Emotional over or under eating is something almost all of us have experienced and a lot of us struggle with.

Rest assured; all humans eat emotionally sometimes. It is a normal part of life to enjoy food and have it as a buffer in hard times. The struggle comes from feeling like emotional eating is happening to us and we don’t have a say in it. But when we’re able to have agency (i.e. I know why and when I am doing what I am doing and agree with this option) about our eating, this can change everything.

So, this post isn’t about us getting rid of emotional eating. Instead, I want to share with you my ingredients for how to overcome emotional eating. They’re the things that supported me to make food just food, even with the stressors of life. Some of these will be obvious, and some will be what you don’t find in most lists on overcoming emotional eating because they only scratch the surface layer and don’t understand the deeper roots of emotional eating. 

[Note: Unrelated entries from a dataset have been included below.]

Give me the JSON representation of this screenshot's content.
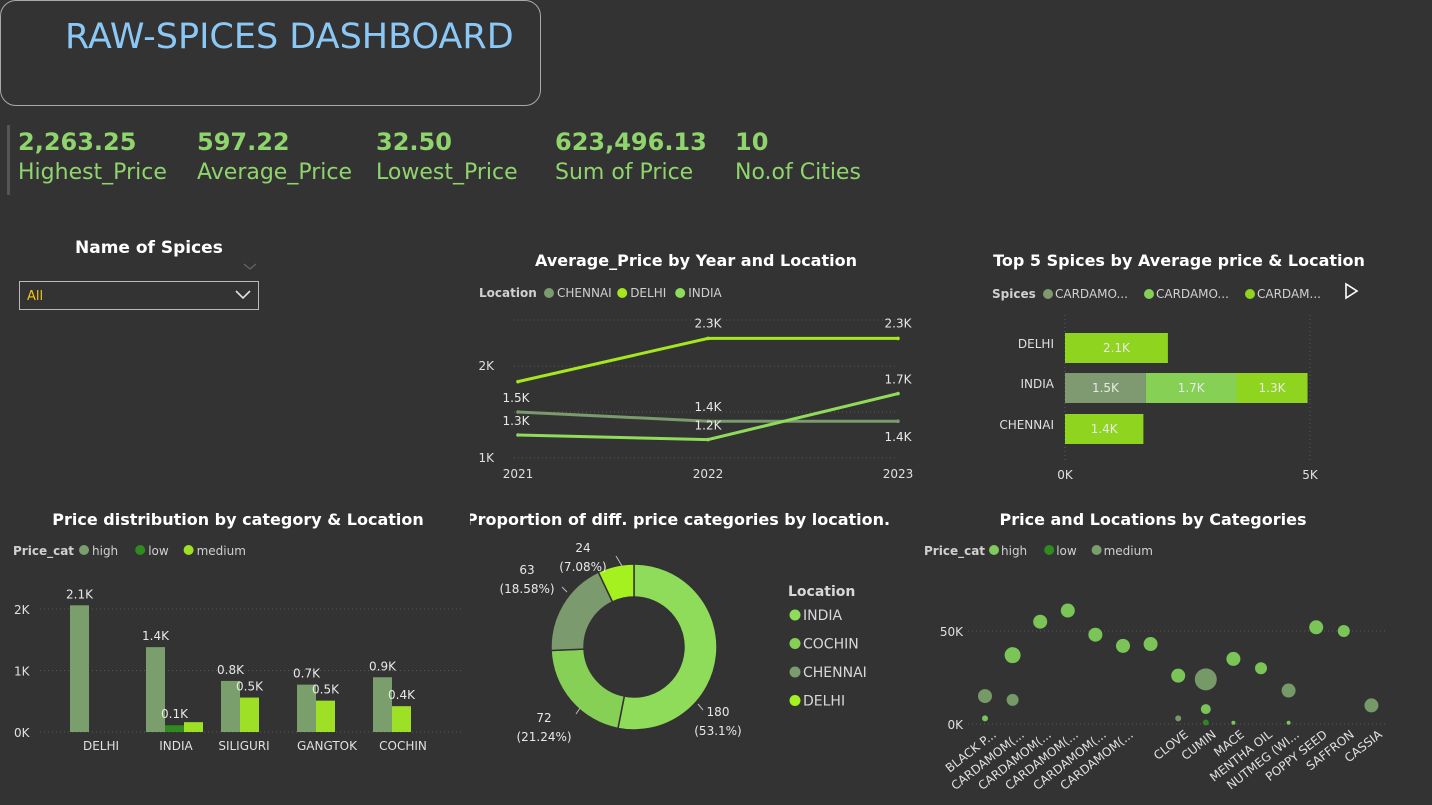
{
  "header": {
    "title": "RAW-SPICES DASHBOARD"
  },
  "kpis": [
    {
      "value": "2,263.25",
      "label": "Highest_Price"
    },
    {
      "value": "597.22",
      "label": "Average_Price"
    },
    {
      "value": "32.50",
      "label": "Lowest_Price"
    },
    {
      "value": "623,496.13",
      "label": "Sum of Price"
    },
    {
      "value": "10",
      "label": "No.of Cities"
    }
  ],
  "slicer": {
    "title": "Name of Spices",
    "value": "All"
  },
  "colors": {
    "bg": "#333333",
    "kpi": "#8fd46c",
    "title": "#8cc8f5",
    "chennai": "#7b9a6e",
    "delhi": "#a5e61f",
    "india": "#8fdc5a",
    "cochin": "#85d055",
    "high": "#7a9f6c",
    "low": "#2f8a1f",
    "medium": "#9ee025"
  },
  "chart_data": [
    {
      "type": "line",
      "title": "Average_Price by Year and Location",
      "legend_title": "Location",
      "x": [
        "2021",
        "2022",
        "2023"
      ],
      "yticks": [
        "1K",
        "2K"
      ],
      "ylim": [
        1000,
        2500
      ],
      "series": [
        {
          "name": "CHENNAI",
          "values": [
            1500,
            1400,
            1400
          ],
          "labels": [
            "1.5K",
            "1.4K",
            "1.4K"
          ],
          "color": "#7b9a6e"
        },
        {
          "name": "DELHI",
          "values": [
            1830,
            2300,
            2300
          ],
          "labels": [
            "",
            "2.3K",
            "2.3K"
          ],
          "color": "#a5e61f"
        },
        {
          "name": "INDIA",
          "values": [
            1250,
            1200,
            1700
          ],
          "labels": [
            "1.3K",
            "1.2K",
            "1.7K"
          ],
          "color": "#8fdc5a"
        }
      ]
    },
    {
      "type": "bar",
      "orientation": "horizontal-stacked",
      "title": "Top 5 Spices by Average price & Location",
      "legend_title": "Spices",
      "legend": [
        "CARDAMO...",
        "CARDAMO...",
        "CARDAM..."
      ],
      "categories": [
        "DELHI",
        "INDIA",
        "CHENNAI"
      ],
      "xticks": [
        "0K",
        "5K"
      ],
      "xlim": [
        0,
        5000
      ],
      "segments": [
        [
          {
            "value": 2100,
            "label": "2.1K",
            "color": "#8fd41e"
          }
        ],
        [
          {
            "value": 1650,
            "label": "1.5K",
            "color": "#7f9a70"
          },
          {
            "value": 1850,
            "label": "1.7K",
            "color": "#85d055"
          },
          {
            "value": 1450,
            "label": "1.3K",
            "color": "#8fd41e"
          }
        ],
        [
          {
            "value": 1600,
            "label": "1.4K",
            "color": "#8fd41e"
          }
        ]
      ]
    },
    {
      "type": "bar",
      "title": "Price distribution by category & Location",
      "legend_title": "Price_cat",
      "categories": [
        "DELHI",
        "INDIA",
        "SILIGURI",
        "GANGTOK",
        "COCHIN"
      ],
      "yticks": [
        "0K",
        "1K",
        "2K"
      ],
      "ylim": [
        0,
        2300
      ],
      "series": [
        {
          "name": "high",
          "values": [
            2060,
            1380,
            830,
            770,
            890
          ],
          "labels": [
            "2.1K",
            "1.4K",
            "0.8K",
            "0.7K",
            "0.9K"
          ],
          "color": "#7a9f6c"
        },
        {
          "name": "low",
          "values": [
            null,
            110,
            null,
            null,
            null
          ],
          "labels": [
            "",
            "0.1K",
            "",
            "",
            ""
          ],
          "color": "#2f8a1f"
        },
        {
          "name": "medium",
          "values": [
            null,
            160,
            560,
            510,
            420
          ],
          "labels": [
            "",
            "",
            "0.5K",
            "0.5K",
            "0.4K"
          ],
          "color": "#9ee025"
        }
      ]
    },
    {
      "type": "pie",
      "title": "Proportion of diff. price categories by location.",
      "legend_title": "Location",
      "slices": [
        {
          "name": "INDIA",
          "value": 180,
          "label": "180",
          "pct": "(53.1%)",
          "color": "#8fdc5a"
        },
        {
          "name": "COCHIN",
          "value": 72,
          "label": "72",
          "pct": "(21.24%)",
          "color": "#85d055"
        },
        {
          "name": "CHENNAI",
          "value": 63,
          "label": "63",
          "pct": "(18.58%)",
          "color": "#7b9a6e"
        },
        {
          "name": "DELHI",
          "value": 24,
          "label": "24",
          "pct": "(7.08%)",
          "color": "#a5f01f"
        }
      ]
    },
    {
      "type": "scatter",
      "title": "Price and Locations by Categories",
      "legend_title": "Price_cat",
      "legend": [
        {
          "name": "high",
          "color": "#7fcc5a"
        },
        {
          "name": "low",
          "color": "#2f8a1f"
        },
        {
          "name": "medium",
          "color": "#7a9f6c"
        }
      ],
      "categories": [
        "BLACK P...",
        "CARDAMOM(...",
        "CARDAMOM(...",
        "CARDAMOM(...",
        "CARDAMOM(...",
        "CARDAMOM(...",
        "CLOVE",
        "CUMIN",
        "MACE",
        "MENTHA OIL",
        "NUTMEG (WI...",
        "POPPY SEED",
        "SAFFRON",
        "CASSIA"
      ],
      "yticks": [
        "0K",
        "50K"
      ],
      "ylim": [
        0,
        65000
      ],
      "points": [
        {
          "x": 0,
          "y": 15000,
          "size": 7,
          "cat": "medium"
        },
        {
          "x": 0,
          "y": 3000,
          "size": 3,
          "cat": "high"
        },
        {
          "x": 1,
          "y": 37000,
          "size": 8,
          "cat": "high"
        },
        {
          "x": 1,
          "y": 13000,
          "size": 6,
          "cat": "medium"
        },
        {
          "x": 2,
          "y": 55000,
          "size": 7,
          "cat": "high"
        },
        {
          "x": 3,
          "y": 61000,
          "size": 7,
          "cat": "high"
        },
        {
          "x": 4,
          "y": 48000,
          "size": 7,
          "cat": "high"
        },
        {
          "x": 5,
          "y": 42000,
          "size": 7,
          "cat": "high"
        },
        {
          "x": 6,
          "y": 43000,
          "size": 7,
          "cat": "high"
        },
        {
          "x": 7,
          "y": 26000,
          "size": 7,
          "cat": "high"
        },
        {
          "x": 7,
          "y": 3000,
          "size": 3,
          "cat": "medium"
        },
        {
          "x": 8,
          "y": 24000,
          "size": 11,
          "cat": "medium"
        },
        {
          "x": 8,
          "y": 8000,
          "size": 5,
          "cat": "high"
        },
        {
          "x": 8,
          "y": 800,
          "size": 3,
          "cat": "low"
        },
        {
          "x": 9,
          "y": 35000,
          "size": 7,
          "cat": "high"
        },
        {
          "x": 9,
          "y": 700,
          "size": 2,
          "cat": "high"
        },
        {
          "x": 10,
          "y": 30000,
          "size": 6,
          "cat": "high"
        },
        {
          "x": 11,
          "y": 18000,
          "size": 7,
          "cat": "medium"
        },
        {
          "x": 11,
          "y": 700,
          "size": 2,
          "cat": "high"
        },
        {
          "x": 12,
          "y": 52000,
          "size": 7,
          "cat": "high"
        },
        {
          "x": 13,
          "y": 50000,
          "size": 6,
          "cat": "high"
        },
        {
          "x": 14,
          "y": 10000,
          "size": 7,
          "cat": "medium"
        }
      ]
    }
  ]
}
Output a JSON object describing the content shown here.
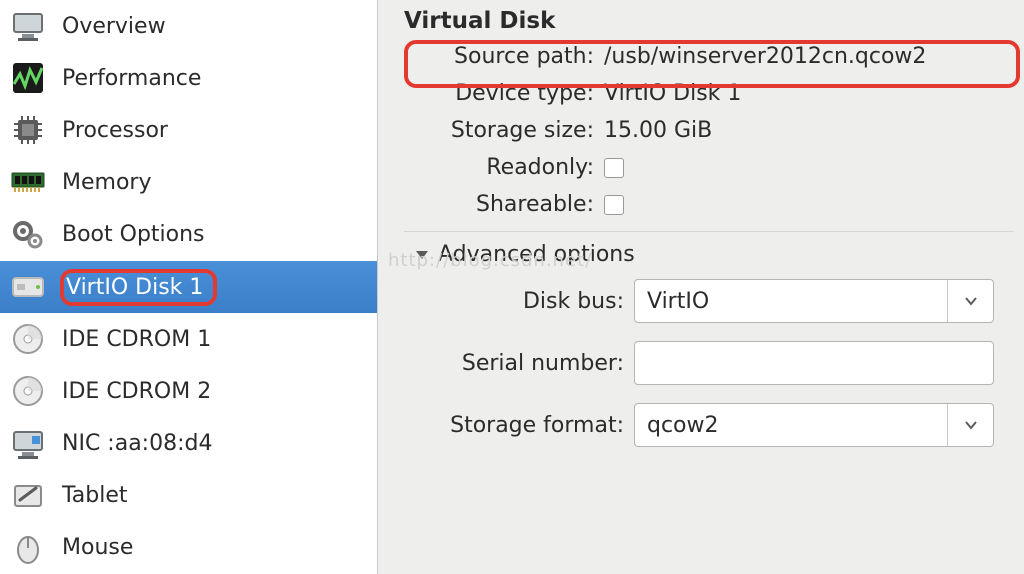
{
  "sidebar": {
    "items": [
      {
        "label": "Overview"
      },
      {
        "label": "Performance"
      },
      {
        "label": "Processor"
      },
      {
        "label": "Memory"
      },
      {
        "label": "Boot Options"
      },
      {
        "label": "VirtIO Disk 1"
      },
      {
        "label": "IDE CDROM 1"
      },
      {
        "label": "IDE CDROM 2"
      },
      {
        "label": "NIC :aa:08:d4"
      },
      {
        "label": "Tablet"
      },
      {
        "label": "Mouse"
      }
    ]
  },
  "panel": {
    "title": "Virtual Disk",
    "source_path_label": "Source path:",
    "source_path_value": "/usb/winserver2012cn.qcow2",
    "device_type_label": "Device type:",
    "device_type_value": "VirtIO Disk 1",
    "storage_size_label": "Storage size:",
    "storage_size_value": "15.00 GiB",
    "readonly_label": "Readonly:",
    "shareable_label": "Shareable:",
    "advanced_label": "Advanced options",
    "disk_bus_label": "Disk bus:",
    "disk_bus_value": "VirtIO",
    "serial_label": "Serial number:",
    "serial_value": "",
    "storage_format_label": "Storage format:",
    "storage_format_value": "qcow2"
  },
  "watermark": "http://blog.csdn.net/"
}
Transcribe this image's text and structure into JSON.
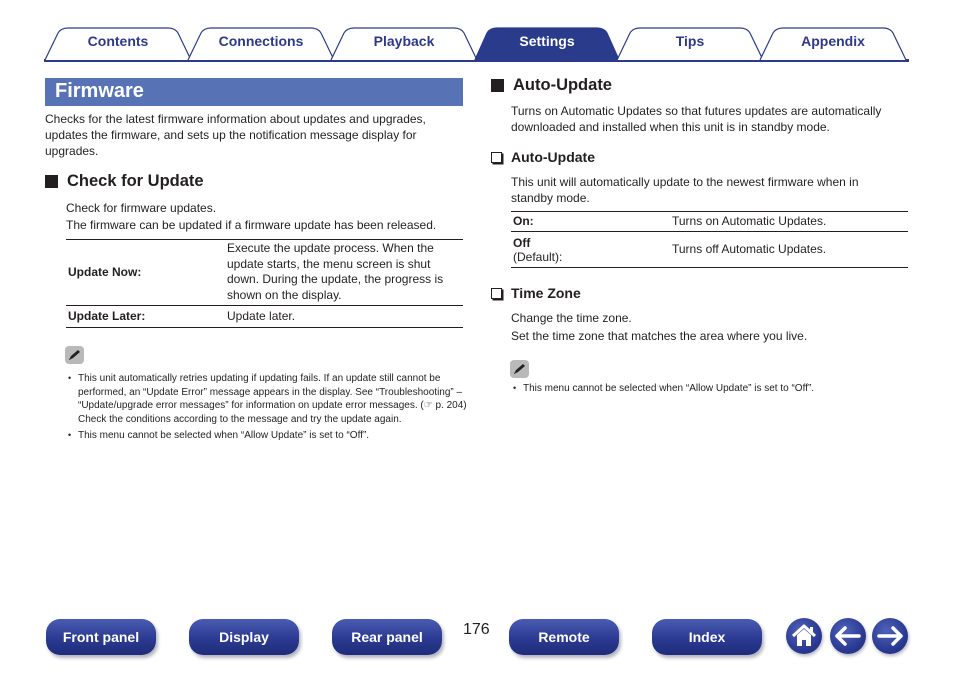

What is at the root of emotional eating?

Emotional under or over-eating is driven by deprivation

This isn’t just deprivation of allowing choices with food, or using calories or diets or ‘healthy eating’ to try to“fix” the binging. But it is also deprivation of connection, rest, fun, speaking your truth, vulnerability, etc.  

A quick way to find out if you are in deprivation, in any way, is to look at how you feed yourself and also get curious about whether your activities during any given week match your values. If not, you will likely have subtle or obvious emotions that will arise because something feels out of balance.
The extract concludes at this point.